The next most important concept in programming is the Loop. A loop is a piece of code that you want to execute repeatedly in some form or other. Inside the computer, loops are executed by combining conditionals with goto statements telling the program to change it's execution location. In a structured language like python, loops are described using the while or for keywords.

>>> t = 0.
>>> print "A simple temperature conversion table"
>>> print "-------------------------------------"
>>> while t < 100:
>>>     print t, F2C(t)
>>>     t = t - 5

Like an if statement, the while loop has a boolean expression, ends in a colon, and has an indented body.

A for loop is a little fancier and more powerful.

>>> for T in range(10):
>>>     print T, F2C(T)
>>> for T in range(-10,100,5):
>>>      print T, F2C(T)

The range function returns a list, including the first entry but never the last, incrementing by 1 by default.

Combining functions, loops, and conditionals

Together with variables, loops and conditionals are the core components that make a computer language Turing-complete -- any computer program written in a classical language can be translated and computed in any language with loops and conditionals. On the other hand, because of the power of these language constructions, there is no universally applicable way to verify the correctness of your programs.

>>> def gcd(x, y):
>>>     if x > y:
>>>         return gcd(y, x)
>>>     if x < 0:
>>>         return gcd(-x, y)
>>>     while y >= x:
>>>         y = y - x
>>>         if y == 0:
>>>             return x
>>>     return gcd(y, x)

To test if our function works, we can try it with a few examples that we already know the answers to.

>>> gcd(2,3)
>>> gcd(4,6)
>>> gcd(6,4)
>>> gcd(-6,4)
>>> gcd(-6,-4)
>>> gcd(30,100)

You can use Visualize python to follow how the program works -- once you learn to read code, you should be able to do this all in your head.

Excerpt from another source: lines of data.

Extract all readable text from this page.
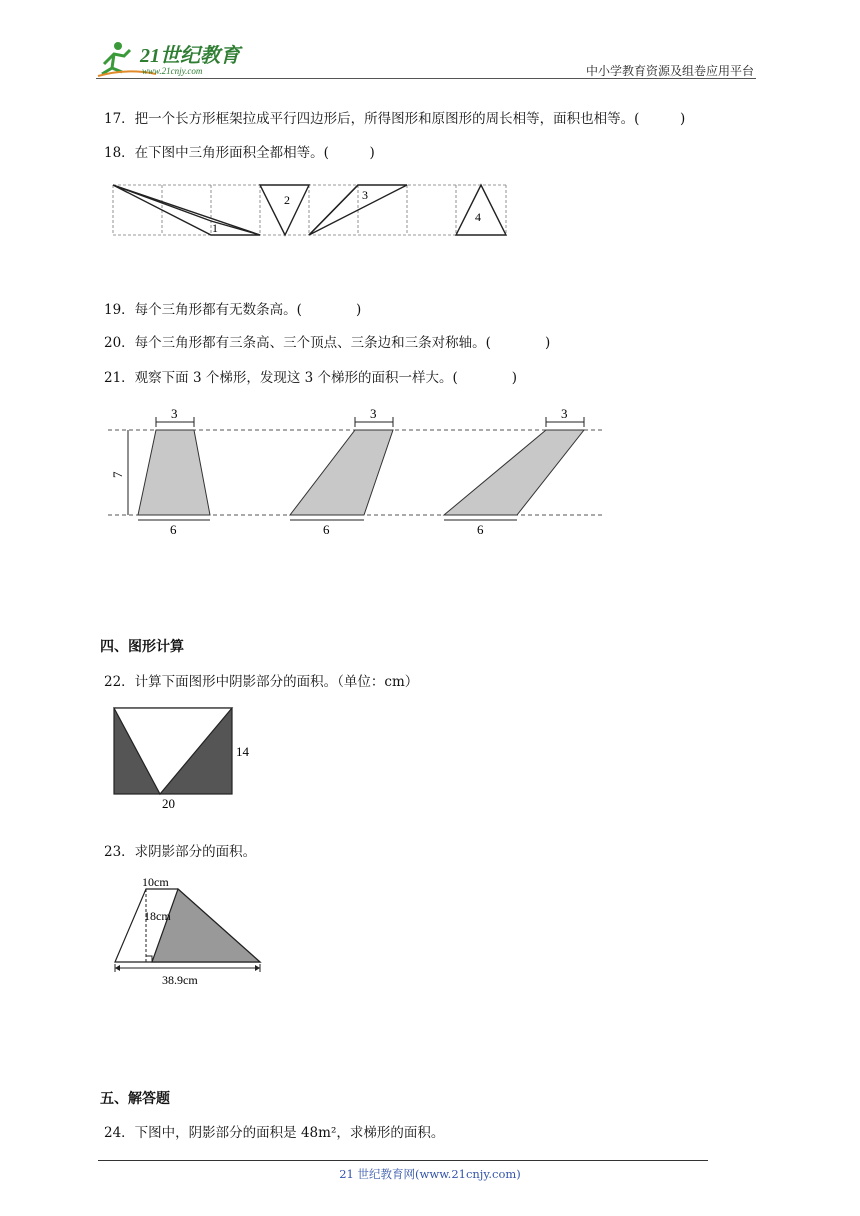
21世纪教育
www.21cnjy.com	中小学教育资源及组卷应用平台
17．把一个长方形框架拉成平行四边形后，所得图形和原图形的周长相等，面积也相等。(　　　)
18．在下图中三角形面积全都相等。(　　　)
1
2	3
4
19．每个三角形都有无数条高。(　　　　)
20．每个三角形都有三条高、三个顶点、三条边和三条对称轴。(　　　　)
21．观察下面 3 个梯形，发现这 3 个梯形的面积一样大。(　　　　)
3	3	3
6	6	6
7
四、图形计算
22．计算下面图形中阴影部分的面积。（单位：cm）
14
20
23．求阴影部分的面积。
10cm
18cm
38.9cm
五、解答题
24．下图中，阴影部分的面积是 48m²，求梯形的面积。
21 世纪教育网(www.21cnjy.com)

  1. Find a better implementation of the gcd algorithm for calculating greatest common divisors. Your program may be better because it is shorter, faster, or more readable.

  2. Estimate the fraction of pairs of positive integers are relatively prime to each other using your gcd function.

  3. Write a function to calculate the least common multiple of two positive integers.